At the end of the West African Ebola epidemic in 2015, President Obama accepted my recommendation to set up a permanent directorate at the National Security Council to coordinate government-wide pandemic preparedness and response. For the first year of his presidency, Trump kept that structure, and put the widely respected Admiral Tim Ziemer, a veteran of the George W. Bush administration, in charge of the unit. But in July 2018, John Bolton took over the NSC, disbanded the unit, and relegated Ziemer to a staff job at the State Department. The administration described that as a move to “streamline” the NSC, while critics charged that Bolton was too focused on hard-power threats.
To date, the Trump administration has resisted reversing this decision—either permanently, or on an ad hoc basis for the coronavirus response. Standing up a unit at NSC would require bringing in career staff to work there, and Trump’s paranoia about having such government veterans in the White House weighs against the move. But perhaps just as important, greater White House involvement in managing the response to pandemics would likely mean greater personal involvement by Trump. And in that regard, senior officials in government agencies may have a view of presidential engagement not unlike Fiddler on the Roof ’s prayer for the czar: “May the lord bless and keep him … far away from us.”
In his press conference on Tuesday, Health and Human Services Secretary Alex Azar—whose generally solid performance reflected his experience in government and his comfort in working with experts—waved off the need for a White House coordination of the response, saying that cooperation among agencies could be managed at a lower level.
Yet with no one in charge at the White House, there is no authority to resolve disputes between federal agencies; no one to hold agencies accountable for the pace and intensity with which they implement the response; no one to resolve competing requests for congressional funding; and no one to draw on the resources of the security agencies of the government to help support the response.
Azar’s own comments contained an interesting example of the costs of that absence of White House leadership. Azar said that the CDC had offered to send experts to China, to no avail. Not a surprising reaction to a request from the CDC to Chinese public-health officials. But why wasn’t this proposal made at a higher level, pressed in a call from Trump’s national-security adviser to his Chinese counterpart? Or perhaps even in a call from Trump himself to China’s President Xi Jinping?
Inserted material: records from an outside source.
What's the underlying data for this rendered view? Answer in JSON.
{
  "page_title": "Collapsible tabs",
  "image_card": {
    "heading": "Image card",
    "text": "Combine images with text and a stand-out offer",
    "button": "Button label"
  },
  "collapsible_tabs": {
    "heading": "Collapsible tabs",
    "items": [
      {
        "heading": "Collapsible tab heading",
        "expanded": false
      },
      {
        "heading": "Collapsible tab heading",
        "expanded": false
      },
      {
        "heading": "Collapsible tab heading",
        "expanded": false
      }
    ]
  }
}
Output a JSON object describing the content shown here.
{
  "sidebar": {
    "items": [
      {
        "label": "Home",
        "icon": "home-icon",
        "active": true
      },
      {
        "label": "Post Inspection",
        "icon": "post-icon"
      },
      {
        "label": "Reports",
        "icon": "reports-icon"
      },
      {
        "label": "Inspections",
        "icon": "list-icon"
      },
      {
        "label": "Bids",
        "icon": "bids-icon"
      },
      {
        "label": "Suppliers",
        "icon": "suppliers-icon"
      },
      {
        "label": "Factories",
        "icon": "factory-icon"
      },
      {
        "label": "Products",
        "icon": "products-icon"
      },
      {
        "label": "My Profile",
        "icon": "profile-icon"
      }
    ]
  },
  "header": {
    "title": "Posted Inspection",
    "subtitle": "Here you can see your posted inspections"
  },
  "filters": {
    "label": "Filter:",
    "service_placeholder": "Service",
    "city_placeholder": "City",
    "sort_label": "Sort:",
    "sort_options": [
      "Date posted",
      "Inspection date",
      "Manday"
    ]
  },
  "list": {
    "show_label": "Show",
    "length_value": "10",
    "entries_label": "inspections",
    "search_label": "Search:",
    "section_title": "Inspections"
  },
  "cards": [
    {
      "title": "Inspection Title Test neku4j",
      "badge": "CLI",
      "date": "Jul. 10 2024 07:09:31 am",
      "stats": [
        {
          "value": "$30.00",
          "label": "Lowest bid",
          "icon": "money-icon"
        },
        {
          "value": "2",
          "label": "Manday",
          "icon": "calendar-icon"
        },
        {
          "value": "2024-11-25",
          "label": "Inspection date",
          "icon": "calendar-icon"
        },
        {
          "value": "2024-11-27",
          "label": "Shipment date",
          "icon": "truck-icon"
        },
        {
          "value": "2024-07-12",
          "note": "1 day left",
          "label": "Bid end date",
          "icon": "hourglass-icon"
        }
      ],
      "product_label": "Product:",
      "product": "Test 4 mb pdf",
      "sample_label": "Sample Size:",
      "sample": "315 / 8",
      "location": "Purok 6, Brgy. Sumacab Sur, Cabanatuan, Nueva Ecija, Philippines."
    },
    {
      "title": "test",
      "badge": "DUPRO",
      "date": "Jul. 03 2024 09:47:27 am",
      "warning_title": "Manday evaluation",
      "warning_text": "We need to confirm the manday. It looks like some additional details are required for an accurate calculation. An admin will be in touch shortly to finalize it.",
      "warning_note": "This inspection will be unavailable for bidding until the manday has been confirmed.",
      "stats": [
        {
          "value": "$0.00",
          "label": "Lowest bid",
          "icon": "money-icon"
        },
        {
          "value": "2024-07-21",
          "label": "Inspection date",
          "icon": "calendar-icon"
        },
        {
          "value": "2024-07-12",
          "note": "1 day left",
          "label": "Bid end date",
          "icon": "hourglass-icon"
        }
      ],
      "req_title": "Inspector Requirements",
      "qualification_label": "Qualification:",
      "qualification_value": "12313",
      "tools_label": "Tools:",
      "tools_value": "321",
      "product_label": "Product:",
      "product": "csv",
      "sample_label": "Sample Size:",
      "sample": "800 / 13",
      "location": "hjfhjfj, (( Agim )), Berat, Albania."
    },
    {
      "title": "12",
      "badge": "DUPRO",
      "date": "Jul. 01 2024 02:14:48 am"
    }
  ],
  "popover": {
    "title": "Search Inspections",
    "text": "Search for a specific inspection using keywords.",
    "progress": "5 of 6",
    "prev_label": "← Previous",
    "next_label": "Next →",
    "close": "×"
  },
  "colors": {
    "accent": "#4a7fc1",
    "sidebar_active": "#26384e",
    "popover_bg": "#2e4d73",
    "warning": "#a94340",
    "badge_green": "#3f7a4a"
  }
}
Ultimately, the question may never be called on the coronavirus, which could be less of a threat than early indications suggest. But if so, that will be the virus’s choice, not Trump’s. If the crisis escalates, there will be no keeping it from the Oval Office and Trump’s direct intervention, for better or worse.
Five presidents—liberals and conservatives, Democrats and Republicans—have looked to Tony Fauci for advice; it is not impossible to imagine Trump being the first to angrily dismiss the counsel he offers if it does not fit with his own poor instincts. A president who calls generals “babies and cowards” will have to sit face to face with experienced global-health-security professionals, and listen. He will have to put his isolationist biases and anti-science mind-set aside, and let expertise—not his personal inclinations or the political whims of his base—guide U.S. policy. He will have to trust bureaucrats, diplomats, career staff, and agency appointees who are not on Team MAGA.
He will have to govern, as Democratic and Republican presidents have before him, but unlike how he has conducted himself at any point in his presidency to date. Many lives—mostly abroad, but perhaps here as well—could depend on it.